Ricardo Salgado pode ter feito uma porção de asneiras muito razoável, mas ainda assim, olhando por alto para as comissões para lamentar de inquérito, ainda era a ele que entregava as minhas poupanças. Quais poupanças? – Perguntará o Leitor mais cruel e é uma boa pergunta. Também não sei. Mas pronto, é uma força de expressão.
Não deixa de ser notável como um homem cai de uma altura tão grande, tão direitinho. Eu sempre que vejo a minha conta fico dois dias em casa de roupão e o Ricardo Salgado viu o grupo e o banco irem pelos ares e parece que se vai casar.
Era, sem dúvida, a ele que entregava as minhas poupanças. Dirá o Leitor mais revoltado que me deixei levar pela sua estratégia de defesa. Confesso que não vi estratégia de defesa alguma. Ricardo Salgado esteve igual a si próprio, como se diz na gíria fofa.
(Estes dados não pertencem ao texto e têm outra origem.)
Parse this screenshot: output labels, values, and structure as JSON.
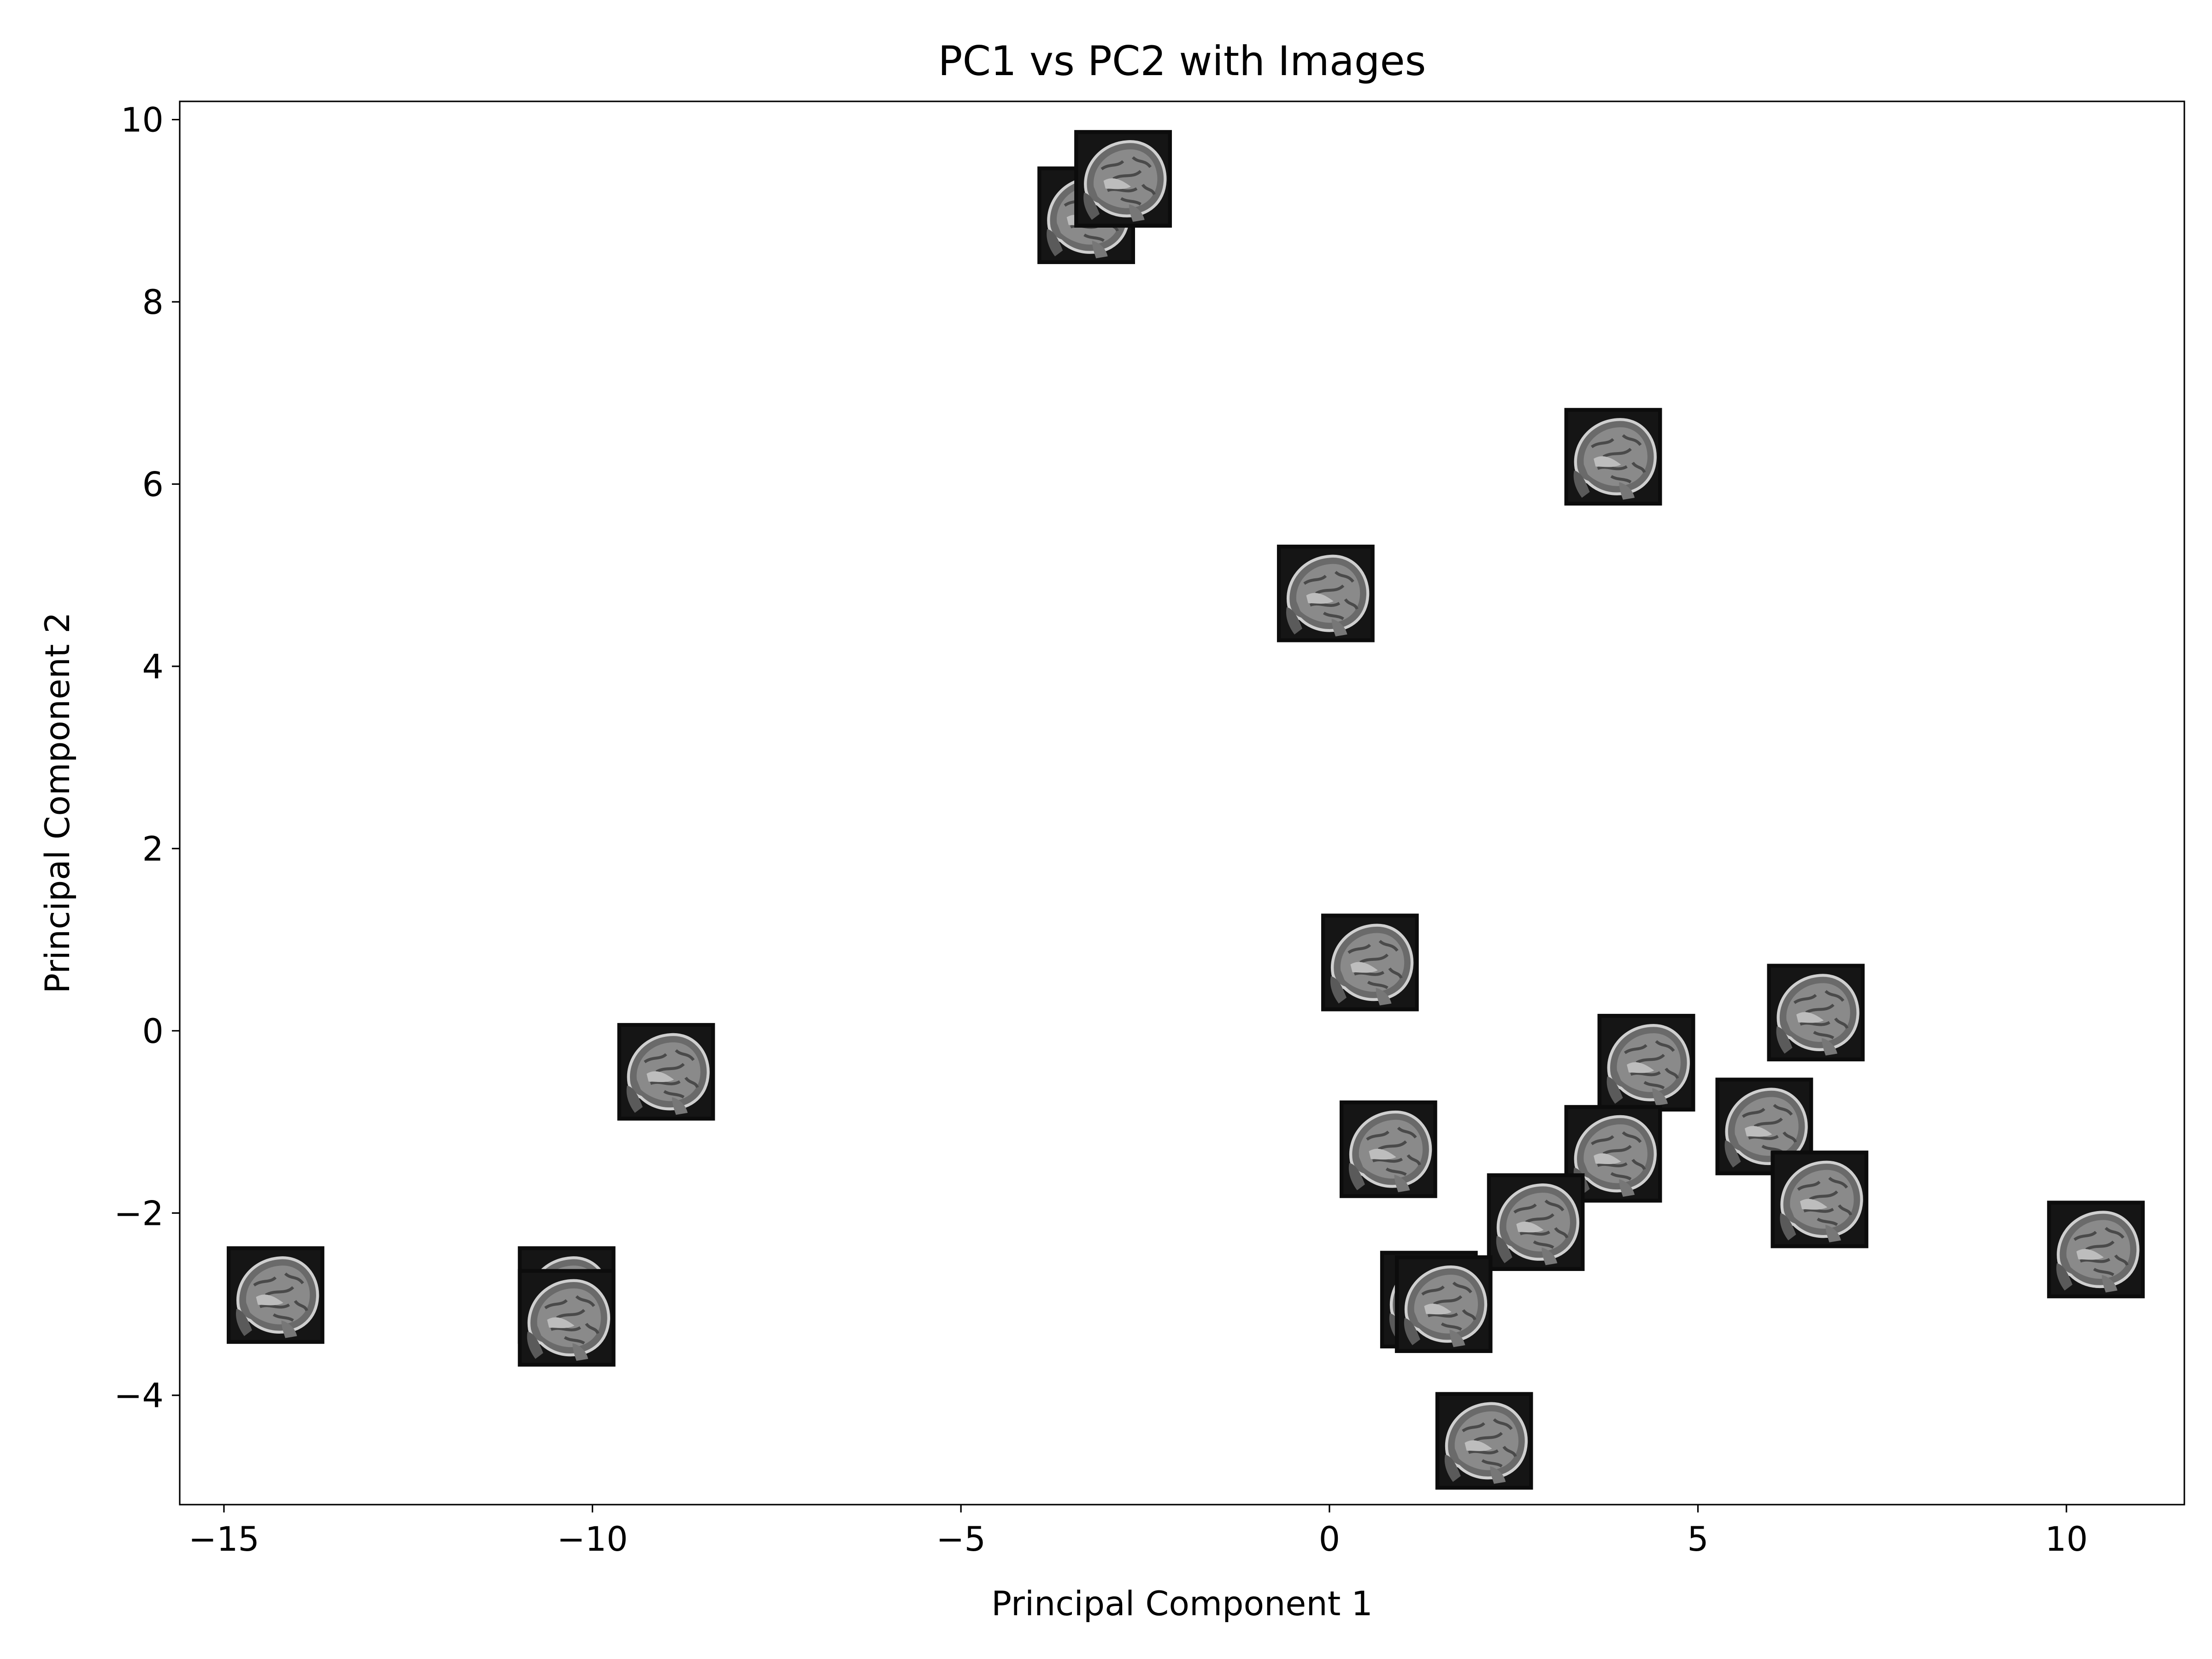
{
  "chart_data": {
    "type": "scatter",
    "title": "PC1 vs PC2 with Images",
    "xlabel": "Principal Component 1",
    "ylabel": "Principal Component 2",
    "xlim": [
      -15.6,
      11.6
    ],
    "ylim": [
      -5.2,
      10.2
    ],
    "grid": false,
    "marker": "mri-thumbnail-image",
    "x_ticks": [
      {
        "value": -15,
        "label": "−15"
      },
      {
        "value": -10,
        "label": "−10"
      },
      {
        "value": -5,
        "label": "−5"
      },
      {
        "value": 0,
        "label": "0"
      },
      {
        "value": 5,
        "label": "5"
      },
      {
        "value": 10,
        "label": "10"
      }
    ],
    "y_ticks": [
      {
        "value": -4,
        "label": "−4"
      },
      {
        "value": -2,
        "label": "−2"
      },
      {
        "value": 0,
        "label": "0"
      },
      {
        "value": 2,
        "label": "2"
      },
      {
        "value": 4,
        "label": "4"
      },
      {
        "value": 6,
        "label": "6"
      },
      {
        "value": 8,
        "label": "8"
      },
      {
        "value": 10,
        "label": "10"
      }
    ],
    "points": [
      {
        "x": -3.3,
        "y": 8.95
      },
      {
        "x": -2.8,
        "y": 9.35
      },
      {
        "x": 3.85,
        "y": 6.3
      },
      {
        "x": -0.05,
        "y": 4.8
      },
      {
        "x": 0.55,
        "y": 0.75
      },
      {
        "x": 6.6,
        "y": 0.2
      },
      {
        "x": 4.3,
        "y": -0.35
      },
      {
        "x": -9.0,
        "y": -0.45
      },
      {
        "x": 0.8,
        "y": -1.3
      },
      {
        "x": 5.9,
        "y": -1.05
      },
      {
        "x": 3.85,
        "y": -1.35
      },
      {
        "x": 6.65,
        "y": -1.85
      },
      {
        "x": 2.8,
        "y": -2.1
      },
      {
        "x": 10.4,
        "y": -2.4
      },
      {
        "x": -14.3,
        "y": -2.9
      },
      {
        "x": -10.35,
        "y": -2.9
      },
      {
        "x": -10.35,
        "y": -3.15
      },
      {
        "x": 1.35,
        "y": -2.95
      },
      {
        "x": 1.55,
        "y": -3.0
      },
      {
        "x": 2.1,
        "y": -4.5
      }
    ]
  }
}
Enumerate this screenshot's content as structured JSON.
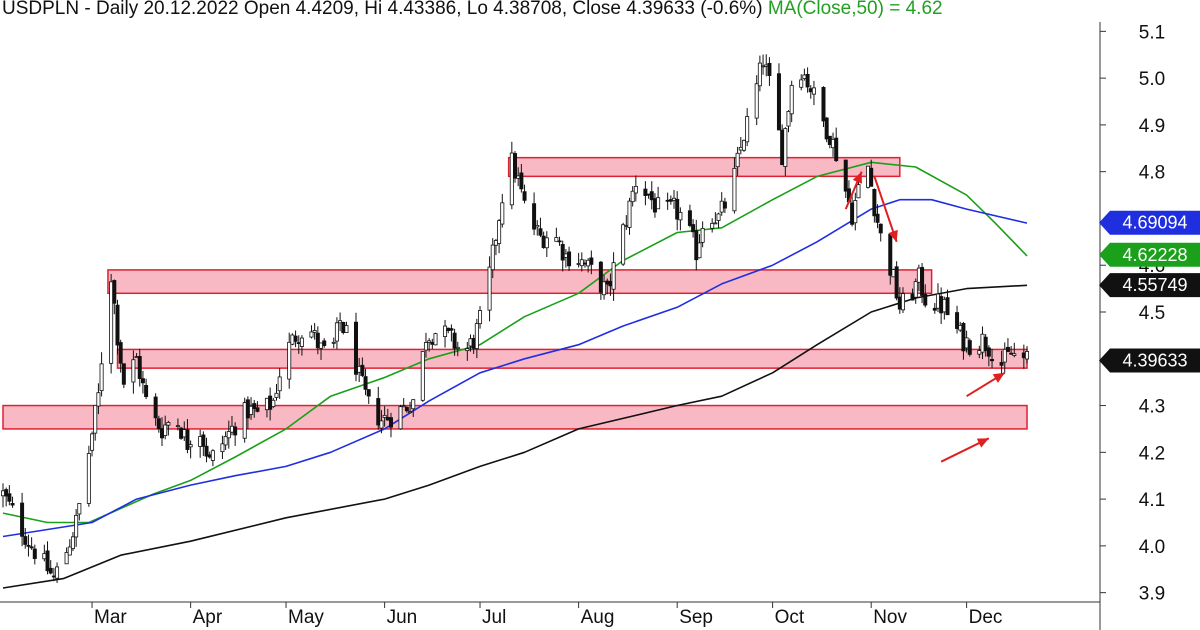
{
  "chart_data": {
    "type": "candlestick",
    "title": {
      "symbol": "USDPLN",
      "period": "Daily",
      "date": "20.12.2022",
      "open": "Open 4.4209,",
      "high": "Hi 4.43386,",
      "low": "Lo 4.38708,",
      "close": "Close 4.39633 (-0.6%)",
      "ma_label": "MA(Close,50) = 4.62"
    },
    "x_axis": {
      "type": "date",
      "range": [
        "2022-02-01",
        "2022-12-31"
      ],
      "ticks": [
        {
          "label": "Mar",
          "date": "2022-03-01"
        },
        {
          "label": "Apr",
          "date": "2022-04-01"
        },
        {
          "label": "May",
          "date": "2022-05-01"
        },
        {
          "label": "Jun",
          "date": "2022-06-01"
        },
        {
          "label": "Jul",
          "date": "2022-07-01"
        },
        {
          "label": "Aug",
          "date": "2022-08-01"
        },
        {
          "label": "Sep",
          "date": "2022-09-01"
        },
        {
          "label": "Oct",
          "date": "2022-10-01"
        },
        {
          "label": "Nov",
          "date": "2022-11-01"
        },
        {
          "label": "Dec",
          "date": "2022-12-01"
        }
      ]
    },
    "y_axis": {
      "position": "right",
      "range": [
        3.88,
        5.12
      ],
      "ticks": [
        {
          "label": "3.9",
          "value": 3.9
        },
        {
          "label": "4.0",
          "value": 4.0
        },
        {
          "label": "4.1",
          "value": 4.1
        },
        {
          "label": "4.2",
          "value": 4.2
        },
        {
          "label": "4.3",
          "value": 4.3
        },
        {
          "label": "4.5",
          "value": 4.5
        },
        {
          "label": "4.6",
          "value": 4.6
        },
        {
          "label": "4.8",
          "value": 4.8
        },
        {
          "label": "4.9",
          "value": 4.9
        },
        {
          "label": "5.0",
          "value": 5.0
        },
        {
          "label": "5.1",
          "value": 5.1
        }
      ]
    },
    "grid": false,
    "price_path": [
      [
        "2022-02-01",
        4.11
      ],
      [
        "2022-02-05",
        4.06
      ],
      [
        "2022-02-09",
        4.01
      ],
      [
        "2022-02-13",
        3.97
      ],
      [
        "2022-02-17",
        3.93
      ],
      [
        "2022-02-21",
        3.99
      ],
      [
        "2022-02-24",
        4.05
      ],
      [
        "2022-02-26",
        4.12
      ],
      [
        "2022-02-28",
        4.2
      ],
      [
        "2022-03-03",
        4.32
      ],
      [
        "2022-03-05",
        4.48
      ],
      [
        "2022-03-07",
        4.58
      ],
      [
        "2022-03-09",
        4.45
      ],
      [
        "2022-03-11",
        4.35
      ],
      [
        "2022-03-15",
        4.4
      ],
      [
        "2022-03-19",
        4.28
      ],
      [
        "2022-03-23",
        4.25
      ],
      [
        "2022-03-27",
        4.28
      ],
      [
        "2022-03-31",
        4.22
      ],
      [
        "2022-04-03",
        4.27
      ],
      [
        "2022-04-07",
        4.18
      ],
      [
        "2022-04-11",
        4.22
      ],
      [
        "2022-04-15",
        4.26
      ],
      [
        "2022-04-19",
        4.29
      ],
      [
        "2022-04-23",
        4.28
      ],
      [
        "2022-04-27",
        4.31
      ],
      [
        "2022-04-30",
        4.4
      ],
      [
        "2022-05-04",
        4.45
      ],
      [
        "2022-05-08",
        4.47
      ],
      [
        "2022-05-12",
        4.42
      ],
      [
        "2022-05-15",
        4.4
      ],
      [
        "2022-05-18",
        4.48
      ],
      [
        "2022-05-21",
        4.44
      ],
      [
        "2022-05-24",
        4.36
      ],
      [
        "2022-05-27",
        4.3
      ],
      [
        "2022-05-31",
        4.27
      ],
      [
        "2022-06-04",
        4.28
      ],
      [
        "2022-06-08",
        4.3
      ],
      [
        "2022-06-11",
        4.32
      ],
      [
        "2022-06-14",
        4.45
      ],
      [
        "2022-06-18",
        4.46
      ],
      [
        "2022-06-22",
        4.44
      ],
      [
        "2022-06-26",
        4.41
      ],
      [
        "2022-06-29",
        4.44
      ],
      [
        "2022-07-02",
        4.5
      ],
      [
        "2022-07-05",
        4.62
      ],
      [
        "2022-07-08",
        4.75
      ],
      [
        "2022-07-11",
        4.82
      ],
      [
        "2022-07-13",
        4.78
      ],
      [
        "2022-07-16",
        4.7
      ],
      [
        "2022-07-20",
        4.66
      ],
      [
        "2022-07-24",
        4.67
      ],
      [
        "2022-07-28",
        4.62
      ],
      [
        "2022-07-31",
        4.62
      ],
      [
        "2022-08-03",
        4.6
      ],
      [
        "2022-08-06",
        4.58
      ],
      [
        "2022-08-10",
        4.54
      ],
      [
        "2022-08-13",
        4.62
      ],
      [
        "2022-08-16",
        4.7
      ],
      [
        "2022-08-19",
        4.78
      ],
      [
        "2022-08-23",
        4.75
      ],
      [
        "2022-08-27",
        4.71
      ],
      [
        "2022-08-31",
        4.72
      ],
      [
        "2022-09-03",
        4.7
      ],
      [
        "2022-09-07",
        4.63
      ],
      [
        "2022-09-10",
        4.72
      ],
      [
        "2022-09-14",
        4.7
      ],
      [
        "2022-09-18",
        4.76
      ],
      [
        "2022-09-22",
        4.88
      ],
      [
        "2022-09-25",
        4.95
      ],
      [
        "2022-09-28",
        5.04
      ],
      [
        "2022-10-01",
        4.96
      ],
      [
        "2022-10-04",
        4.84
      ],
      [
        "2022-10-07",
        4.99
      ],
      [
        "2022-10-10",
        5.02
      ],
      [
        "2022-10-13",
        4.98
      ],
      [
        "2022-10-16",
        4.92
      ],
      [
        "2022-10-19",
        4.88
      ],
      [
        "2022-10-22",
        4.82
      ],
      [
        "2022-10-24",
        4.76
      ],
      [
        "2022-10-26",
        4.71
      ],
      [
        "2022-10-28",
        4.76
      ],
      [
        "2022-10-31",
        4.81
      ],
      [
        "2022-11-02",
        4.73
      ],
      [
        "2022-11-04",
        4.66
      ],
      [
        "2022-11-06",
        4.62
      ],
      [
        "2022-11-08",
        4.57
      ],
      [
        "2022-11-10",
        4.51
      ],
      [
        "2022-11-13",
        4.53
      ],
      [
        "2022-11-16",
        4.57
      ],
      [
        "2022-11-18",
        4.53
      ],
      [
        "2022-11-21",
        4.52
      ],
      [
        "2022-11-24",
        4.51
      ],
      [
        "2022-11-27",
        4.47
      ],
      [
        "2022-11-30",
        4.44
      ],
      [
        "2022-12-03",
        4.43
      ],
      [
        "2022-12-06",
        4.44
      ],
      [
        "2022-12-09",
        4.42
      ],
      [
        "2022-12-12",
        4.39
      ],
      [
        "2022-12-15",
        4.41
      ],
      [
        "2022-12-20",
        4.396
      ]
    ],
    "series": [
      {
        "type": "line",
        "color": "#1aa01a",
        "points": [
          [
            "2022-02-01",
            4.07
          ],
          [
            "2022-02-15",
            4.05
          ],
          [
            "2022-02-28",
            4.05
          ],
          [
            "2022-03-10",
            4.08
          ],
          [
            "2022-03-20",
            4.11
          ],
          [
            "2022-04-01",
            4.14
          ],
          [
            "2022-04-15",
            4.19
          ],
          [
            "2022-05-01",
            4.25
          ],
          [
            "2022-05-15",
            4.32
          ],
          [
            "2022-06-01",
            4.36
          ],
          [
            "2022-06-15",
            4.4
          ],
          [
            "2022-07-01",
            4.43
          ],
          [
            "2022-07-15",
            4.49
          ],
          [
            "2022-08-01",
            4.54
          ],
          [
            "2022-08-15",
            4.61
          ],
          [
            "2022-09-01",
            4.67
          ],
          [
            "2022-09-15",
            4.68
          ],
          [
            "2022-10-01",
            4.74
          ],
          [
            "2022-10-15",
            4.79
          ],
          [
            "2022-11-01",
            4.82
          ],
          [
            "2022-11-15",
            4.81
          ],
          [
            "2022-12-01",
            4.75
          ],
          [
            "2022-12-10",
            4.69
          ],
          [
            "2022-12-20",
            4.62
          ]
        ]
      },
      {
        "type": "line",
        "color": "#1f2fe0",
        "points": [
          [
            "2022-02-01",
            4.02
          ],
          [
            "2022-03-01",
            4.05
          ],
          [
            "2022-03-15",
            4.1
          ],
          [
            "2022-04-01",
            4.13
          ],
          [
            "2022-04-15",
            4.15
          ],
          [
            "2022-05-01",
            4.17
          ],
          [
            "2022-05-15",
            4.2
          ],
          [
            "2022-06-01",
            4.25
          ],
          [
            "2022-06-15",
            4.31
          ],
          [
            "2022-07-01",
            4.37
          ],
          [
            "2022-07-15",
            4.4
          ],
          [
            "2022-08-01",
            4.43
          ],
          [
            "2022-08-15",
            4.47
          ],
          [
            "2022-09-01",
            4.51
          ],
          [
            "2022-09-15",
            4.56
          ],
          [
            "2022-10-01",
            4.6
          ],
          [
            "2022-10-15",
            4.65
          ],
          [
            "2022-11-01",
            4.72
          ],
          [
            "2022-11-10",
            4.74
          ],
          [
            "2022-11-20",
            4.74
          ],
          [
            "2022-12-01",
            4.72
          ],
          [
            "2022-12-20",
            4.69
          ]
        ]
      },
      {
        "type": "line",
        "color": "#111111",
        "points": [
          [
            "2022-02-01",
            3.91
          ],
          [
            "2022-02-20",
            3.93
          ],
          [
            "2022-03-10",
            3.98
          ],
          [
            "2022-04-01",
            4.01
          ],
          [
            "2022-05-01",
            4.06
          ],
          [
            "2022-06-01",
            4.1
          ],
          [
            "2022-06-15",
            4.13
          ],
          [
            "2022-07-01",
            4.17
          ],
          [
            "2022-07-15",
            4.2
          ],
          [
            "2022-08-01",
            4.25
          ],
          [
            "2022-09-01",
            4.3
          ],
          [
            "2022-09-15",
            4.32
          ],
          [
            "2022-10-01",
            4.37
          ],
          [
            "2022-10-15",
            4.43
          ],
          [
            "2022-11-01",
            4.5
          ],
          [
            "2022-11-15",
            4.53
          ],
          [
            "2022-12-01",
            4.55
          ],
          [
            "2022-12-20",
            4.557
          ]
        ]
      }
    ],
    "zones": [
      {
        "from": "2022-07-10",
        "to": "2022-11-10",
        "low": 4.79,
        "high": 4.83
      },
      {
        "from": "2022-03-06",
        "to": "2022-11-20",
        "low": 4.54,
        "high": 4.59
      },
      {
        "from": "2022-03-09",
        "to": "2022-12-20",
        "low": 4.38,
        "high": 4.42
      },
      {
        "from": "2022-02-01",
        "to": "2022-12-20",
        "low": 4.25,
        "high": 4.3
      }
    ],
    "arrows": [
      {
        "from": [
          "2022-10-24",
          4.72
        ],
        "to": [
          "2022-10-29",
          4.8
        ]
      },
      {
        "from": [
          "2022-11-02",
          4.79
        ],
        "to": [
          "2022-11-09",
          4.65
        ]
      },
      {
        "from": [
          "2022-12-01",
          4.32
        ],
        "to": [
          "2022-12-13",
          4.37
        ]
      },
      {
        "from": [
          "2022-11-23",
          4.18
        ],
        "to": [
          "2022-12-08",
          4.23
        ]
      }
    ],
    "price_tags": [
      {
        "text": "4.69094",
        "value": 4.69094,
        "color": "#1f2fe0",
        "text_color": "#ffffff"
      },
      {
        "text": "4.62228",
        "value": 4.62228,
        "color": "#1aa01a",
        "text_color": "#ffffff"
      },
      {
        "text": "4.55749",
        "value": 4.55749,
        "color": "#111111",
        "text_color": "#ffffff"
      },
      {
        "text": "4.39633",
        "value": 4.39633,
        "color": "#111111",
        "text_color": "#ffffff"
      }
    ],
    "colors": {
      "zone_fill": "#f9b9c4",
      "zone_stroke": "#e02030",
      "arrow": "#e02020",
      "candle": "#111111",
      "axis": "#333333",
      "ma_label": "#22a022"
    }
  }
}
E não se viu estratégia de defesa provavelmente porque a actividade bancária é uma permanente estratégia de defesa. Os bancos, na verdade, não apresentam resultados. Defendem-se. Neste caso em concreto, Ricardo Salgado está apenas a defender-se de resultados menos bons. Dir-se-ia até resultados muito fracos, na medida em que o banco e o grupo foram à vida, mas são resultados.
O que eu sei é que do que vi até agora, seria Ricardo Salgado o meu director financeiro. O seu primo Ricciardi não podia ser porque é um pouco histérico e acorda tarde. Também é demasiado frontal e eu tenho cá para mim que as pessoas demasiado frontais caíram quando eram “piquenas” e partiram a mola da elegância.
Ricciardi, ao tomar conta das minhas poupanças, andaria uns meses a dar-me palmadinhas nas costas na esperança de que houvesse mais. Quando percebesse que não havia mais nada, ia directo ao Banco de Portugal apresentar queixa contra mim.
A outra hipótese era Pedro Queiroz Pereira mas ele próprio disse várias vezes que é só industrial, pá. E eu fábricas não tenho, pá. Tenho uma pequena garagem e algumas ferramentas, mas duvido que o ‘pqp’ conseguisse fazer papel com aquilo. Agora que penso nisso, sediando a pequena garagem no Luxemburgo e obtendo um financiamento de 200 milhões talvez seja possível levá-la ao PSI 20.
Mas enfim, vou sempre precisar de alguém para gerir as minhas poupanças, que no caso da garagem correr bem vão passar a ser uma fortuna. E esse alguém, repito, feita uma análise às comissões para lamentar de inquérito, seria Ricardo Salgado, o gentleman disto tudo.
Insistirá o Leitor mais revoltado que eu me deixei levar pela estratégia de defesa de Ricardo Salgado. E eu insisto que não há como sair desta história sem ser enganado, pelo que o melhor mesmo é escolhermos a nossa personagem preferida, como em qualquer novela. Ora, pela minha parte, não costumo simpatizar com as personagens cómicas e a verdade é que Ricardo Salgado fez o que devem fazer nestes casos os homens de bem. Protegeu a sua família, lutou pelo seu império e no fim culpou o contabilista.
Reconheça-se que arcar com as culpas é uma das principais competências dos contabilistas. Donos que são de uma ciência que ninguém compreende, só eles conseguem fazer magia com números. - Mas senhor presidente, como eu já lhe disse, o senhor está falido. – Não diga isso, seu incompetente, a culpa é sua, que não sabe fazer contas, eu vou matá-lo com o meu corta charutos, seu imbecil, veja lá melhor as contas. – De facto, vendo bem, o seu império apresenta resultados positivos de 3 milhões. – Era preciso pregar-me um susto daqueles!?
Creio que com este exemplo se percebe bem o nível de responsabilidades. Um tenta lutar pela sua faustosa sobrevivência, o outro faz apenas a sua magia, registando-se tão-somente uma ameaça com um corta charutos, que não passa de um pequeno delito.
Não tenho dúvidas em declarar a minha confiança em Ricardo Salgado e a minha disponibilidade para com ele fazer bons negócios, na certeza de que se não correrem bem, só não quero ser inquirido pela Mariana Mortágua, que me parece a pior parte de se estar envolvido num escândalo financeiro.